Major upgrades coming to U.S. forecasters

The National Oceanic and Atmospheric Administration (NOAA) has announced some major improvements are coming to the United States Supercomputers that predict global weather.  A tenfold increase in the capacity of the Global Forecasting System (GFS) supercomputer is in the works for late 2015 which will provide more timely, accurate, reliable, and detailed forecasts.  The nearly 45 million dollar upgrade will increase computing capacity to 5 petaflops.
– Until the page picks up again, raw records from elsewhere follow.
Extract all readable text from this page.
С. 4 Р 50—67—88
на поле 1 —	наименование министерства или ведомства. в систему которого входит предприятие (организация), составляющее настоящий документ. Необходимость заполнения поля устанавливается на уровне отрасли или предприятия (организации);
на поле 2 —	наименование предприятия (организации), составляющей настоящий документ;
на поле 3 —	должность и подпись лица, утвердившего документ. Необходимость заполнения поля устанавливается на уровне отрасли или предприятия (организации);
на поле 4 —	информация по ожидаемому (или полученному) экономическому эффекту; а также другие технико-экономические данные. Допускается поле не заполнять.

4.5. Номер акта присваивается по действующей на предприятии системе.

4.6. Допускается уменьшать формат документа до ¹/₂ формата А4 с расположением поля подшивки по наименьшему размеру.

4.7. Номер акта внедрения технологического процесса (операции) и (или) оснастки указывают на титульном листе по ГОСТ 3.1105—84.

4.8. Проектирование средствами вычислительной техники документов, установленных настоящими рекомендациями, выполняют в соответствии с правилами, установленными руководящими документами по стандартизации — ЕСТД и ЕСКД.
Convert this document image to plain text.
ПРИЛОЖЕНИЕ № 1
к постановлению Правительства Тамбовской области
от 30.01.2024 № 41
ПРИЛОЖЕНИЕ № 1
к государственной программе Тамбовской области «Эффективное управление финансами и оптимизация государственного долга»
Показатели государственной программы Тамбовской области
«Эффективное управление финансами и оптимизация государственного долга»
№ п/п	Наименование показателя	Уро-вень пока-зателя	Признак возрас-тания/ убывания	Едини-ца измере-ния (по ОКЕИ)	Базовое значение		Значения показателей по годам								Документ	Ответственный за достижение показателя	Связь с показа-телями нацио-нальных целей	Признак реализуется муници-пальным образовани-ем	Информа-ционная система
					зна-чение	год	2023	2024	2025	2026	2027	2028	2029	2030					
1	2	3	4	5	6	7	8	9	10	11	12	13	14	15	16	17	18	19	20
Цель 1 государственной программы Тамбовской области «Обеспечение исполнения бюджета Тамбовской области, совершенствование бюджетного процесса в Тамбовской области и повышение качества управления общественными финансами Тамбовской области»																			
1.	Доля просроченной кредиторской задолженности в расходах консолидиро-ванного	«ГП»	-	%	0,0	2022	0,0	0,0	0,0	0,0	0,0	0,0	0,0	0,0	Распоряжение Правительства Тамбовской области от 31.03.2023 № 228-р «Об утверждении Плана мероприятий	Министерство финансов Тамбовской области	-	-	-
For those that don't speak computer, that's way more than a trillion times more calculations per second than your desktop computer at home.

This is exciting news but is long overdue as it has been nearly 20 years since a significant upgrade has been made.  Because of this, at least one other global forecast model (which is run by the UK called "The European Centre for Medium-range Weather Forecasting") has predicted U.S. weather with better accuracy, something that became a big talker when this UK model had a better understanding of Hurricane Sandy and where it would ultimately end up, well ahead of the American computer models.  This new upgrade is a direct result of that blunder.

Regardless of why it is happening, this will give all forecasters a more accurate picture of the atmosphere with higher resolution deeper into the future allowing us to predict the next 7 days with even more accuracy… well hopefully.  While technological advancements are making it easier to predict the weather, Mother Nature is always capable of throwing a curve ball, and does so quite often.  Money will need to continue to pour into NOAA through the foreseeable future to continue advancing the science. Even with this new upgrade, the US continues to trail its UK counterparts who have invested 4 times more money into the science of weather over the last decade.